(Panjimas.com) – Alangkah beruntung orang yang kaya akan ilmu. Pun, alangkah bahagianya mestinya mereka. Karna apa? Karna kemuliaan tersemat pada siapa yang ngedapetin anugerah bernama ilmu. Tapi, yang pasti doi harus beriman dulu. Kalo nggak punya iman, meski nguasain berbagai macam teori ilmu pengetahuan umum, bahkan agama, tetap aja nggak mulia. Karena, pengetahuan itu malah berpotensi ngejerumusin si empunya kepada kesombongan dan kezaliman, juga kesesatan berpikir.
“…. Niscaya Allah akan meninggikan orang-orang yang beriman di antaramu dan orang-orang yang diberi ilmu pengetahuan beberapa derajat. Dan Allah Maha Mengetahui apa yang kamu kerjakan.” (al-Mujadalah: 11)
Quraisy Syihab dalam Tafsir al-Misbah ngejelasin, “Ayat di atas tidak menyebut secara tegas bahwa Allah akan meninggikan derajat orang berilmu. Tetapi menegaskan bahwa mereka memiliki derajat-derajat, yakni lebih tinggi daripada sekadar beriman saja. Tidak disebutnya kata meninggikan itu, sebagai isyarat bahwa sebenarnya ilmu yang dimilikinya itulah yang berperan besar dalam ketinggian derajat yang diperolehnya, bukan akibat dari faktor di luar ilmu itu. Tentu saja yang dimaksud dengan alladzȋnaûtû al-‘ilmu (yang diberi pengetahuan) adalah mereka yang beriman dan menghiasi diri mereka dengan pengetahuan. Ini berarti ayat di atas membagi kaum beriman dalam dua kelompok besar, yang pertama sekadar beriman dan beramal shalih, dan yang kedua beriman dan beramal shalih, serta memiliki pengetahuan. Derajat kelompok kedua ini menjadi lebih tinggi, bukan saja karena nilai ilmu yang disandangnya, tetapi juga amal pengajarannya kepada pihak lain secara lisan, tulisan, maupun keteladanan. Ilmu yang di maksud ayat di atas bukan hanya ilmu agama, tetapi ilmu apa pun yang bermanfaat. Dalam Qs.

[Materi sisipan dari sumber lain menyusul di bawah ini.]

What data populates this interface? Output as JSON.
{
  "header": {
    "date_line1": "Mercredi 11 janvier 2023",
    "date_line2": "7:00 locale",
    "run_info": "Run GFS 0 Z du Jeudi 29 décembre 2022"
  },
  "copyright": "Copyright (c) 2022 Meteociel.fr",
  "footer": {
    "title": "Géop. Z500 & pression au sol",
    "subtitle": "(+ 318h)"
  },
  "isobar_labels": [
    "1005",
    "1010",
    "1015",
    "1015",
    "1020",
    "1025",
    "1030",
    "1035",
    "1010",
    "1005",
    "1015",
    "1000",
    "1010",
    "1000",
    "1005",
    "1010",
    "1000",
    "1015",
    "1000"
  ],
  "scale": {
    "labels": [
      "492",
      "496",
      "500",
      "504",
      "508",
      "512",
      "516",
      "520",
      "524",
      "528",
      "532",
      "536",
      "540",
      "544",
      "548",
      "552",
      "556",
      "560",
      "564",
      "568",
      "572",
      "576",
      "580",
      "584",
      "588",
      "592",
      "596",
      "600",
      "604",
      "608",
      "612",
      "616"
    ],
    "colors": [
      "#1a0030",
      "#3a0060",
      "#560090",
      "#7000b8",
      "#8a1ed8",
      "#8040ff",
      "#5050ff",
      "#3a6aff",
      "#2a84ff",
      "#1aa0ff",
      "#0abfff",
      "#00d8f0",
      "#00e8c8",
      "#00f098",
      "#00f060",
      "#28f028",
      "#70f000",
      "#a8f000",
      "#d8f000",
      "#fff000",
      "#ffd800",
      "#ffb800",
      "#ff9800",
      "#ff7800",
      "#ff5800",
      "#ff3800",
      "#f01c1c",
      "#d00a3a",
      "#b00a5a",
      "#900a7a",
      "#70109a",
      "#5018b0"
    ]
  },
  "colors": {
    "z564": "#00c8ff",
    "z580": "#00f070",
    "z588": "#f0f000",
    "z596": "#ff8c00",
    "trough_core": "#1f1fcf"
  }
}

Fathir: 27-28. Allah swt meguraikan sekian banyak mahluk Ilahi dan fenomena alam, lalu ayat tersebut ditutup dengan menyatakan bahwa: yang takut dan kagum kepada Allah dari hamba-hambanya hanyalah ulama. Ini menunjukkan bahwa ilmu dalam pandangan al-Qur’an bukan hanya ilmu agama. Di sisi lain juga menujukkan bahwa ilmu haruslah menghasilkan khasyyah (rasa takut dan kagum kepada Allah swt), yang pada gilirannya mendorong orang yang berilmu untuk mengamalkan ilmunya serta memanfaatkan untuk kepentingan makhluk. Rasulullah saw sering kali berdoa, “Aku berlindung kepadaMu dari ilmu yang tidak bermanfaat.”

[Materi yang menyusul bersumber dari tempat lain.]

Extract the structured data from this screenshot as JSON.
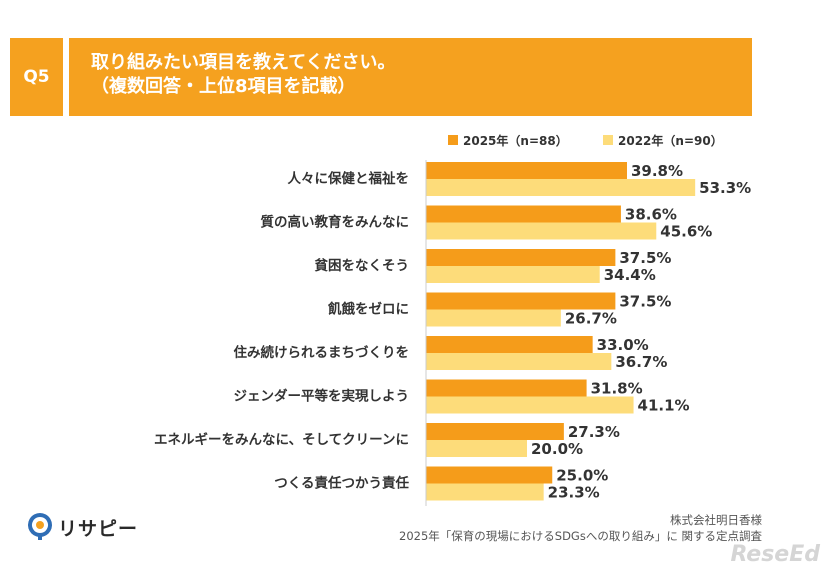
{
  "badge": "Q5",
  "title": {
    "line1": "取り組みたい項目を教えてください。",
    "line2": "（複数回答・上位8項目を記載）"
  },
  "colors": {
    "accent": "#f5a11f",
    "series_2025": "#f59c1a",
    "series_2022": "#fddc7a"
  },
  "chart_data": {
    "type": "bar",
    "orientation": "horizontal",
    "title": "取り組みたい項目を教えてください。（複数回答・上位8項目を記載）",
    "categories": [
      "人々に保健と福祉を",
      "質の高い教育をみんなに",
      "貧困をなくそう",
      "飢餓をゼロに",
      "住み続けられるまちづくりを",
      "ジェンダー平等を実現しよう",
      "エネルギーをみんなに、そしてクリーンに",
      "つくる責任つかう責任"
    ],
    "series": [
      {
        "name": "2025年（n=88）",
        "values": [
          39.8,
          38.6,
          37.5,
          37.5,
          33.0,
          31.8,
          27.3,
          25.0
        ],
        "labels": [
          "39.8%",
          "38.6%",
          "37.5%",
          "37.5%",
          "33.0%",
          "31.8%",
          "27.3%",
          "25.0%"
        ]
      },
      {
        "name": "2022年（n=90）",
        "values": [
          53.3,
          45.6,
          34.4,
          26.7,
          36.7,
          41.1,
          20.0,
          23.3
        ],
        "labels": [
          "53.3%",
          "45.6%",
          "34.4%",
          "26.7%",
          "36.7%",
          "41.1%",
          "20.0%",
          "23.3%"
        ]
      }
    ],
    "xlim": [
      0,
      100
    ],
    "legend_position": "top-center",
    "grid": false
  },
  "logo": {
    "name": "リサピー",
    "icon": "rsp-logo-icon"
  },
  "source": {
    "line1": "株式会社明日香様",
    "line2": "2025年「保育の現場におけるSDGsへの取り組み」に 関する定点調査"
  },
  "watermark": "ReseEd"
}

Nah, dari penjelasan di atas, kita dapetin pelajaran bahwa ilmu yang mesti dikuasain oleh kita, Muslim, yang nantinya bakal bikin kita mulia di hadapan Allah swt, nggak cuman ilmu agama aja. Ilmu sains, bahasa, sosial, budaya, dll-pun mesti kita ngerti juga. Tapi, bukan berarti tiap individu kita mesti nguasain semuanya, karna kemampuan masing-masing orang kan beda-beda. Lagian minat dan bakatnya juga nggak sama semua. So, kita mesti berbagi dengan sodara-sodara Muslim yang lain. Ada yang pinter ilmu tajwid, pinter sejarah, pinter masak, pinter nulis, dll, kalo semua itu dipakai buat kebaikan, buat sarana berjuang di jalan Allah swt, buat nolongin sesama, insya Allah bakal nganterin kita menuju keridhaanNya, dan di hadapanNya kita dianggap makhluk yang mulia. Dan, jangan lupa, kita mesti bersinergi satu sama lain, sehingga saling jadi pelengkap antara satu dengan lainnya.

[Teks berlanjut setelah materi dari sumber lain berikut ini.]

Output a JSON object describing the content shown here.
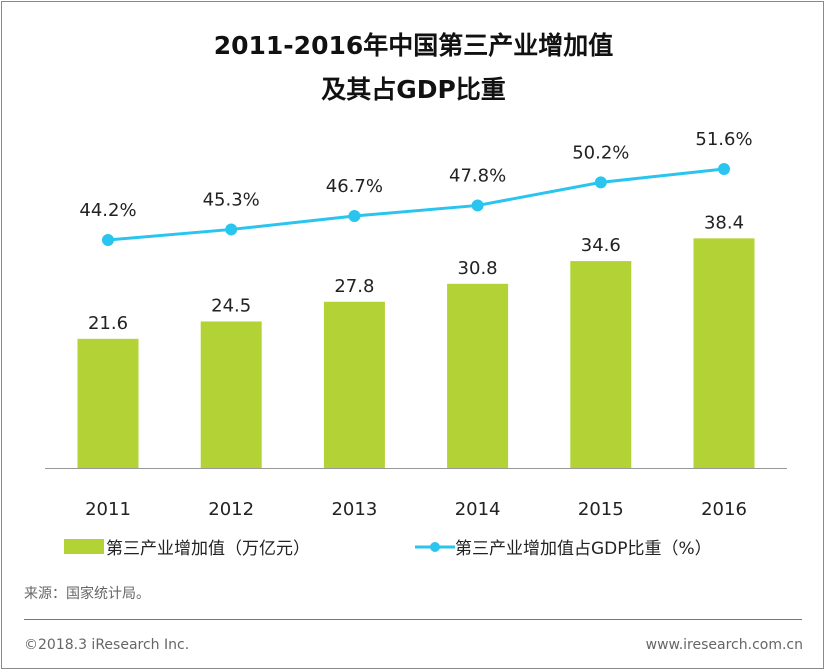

Lebih mendasar dari itu, pentingnya kita nguasain ilmu, terlebih ilmu agama, ialah agar kita mampu ngebedain mana yang haq dan mana yang batil. Mana kebajikan dan mana kejahatan. Yup, ini penting banget, apalagi di era informasi saat ini. Di mana saat ini tersebar fitnah syubhat yang dilontarin oleh orang-orang kebelinger. Oleh mereka yang emang sengaja musuhin Islam, maupun sodara Muslim kita sendiri yang terpengaruh kesesatan berpikirnya orang-orang kafir dan munafiq. Propaganda dan penyesatan opini lewat media massa dan jejaring sosial sengaja dilakuin sebagai wujud perang pemikiran (ghazwul fikr). Nah, makanya kita mesti hati-hati dan jeli nerima teori-teori yang belum jelas sumbernya. Dalam iklim demikian, orang berilmu akan lebih selamat ketimbang yang kurang ilmunya, terutama ilmu dasar keislaman.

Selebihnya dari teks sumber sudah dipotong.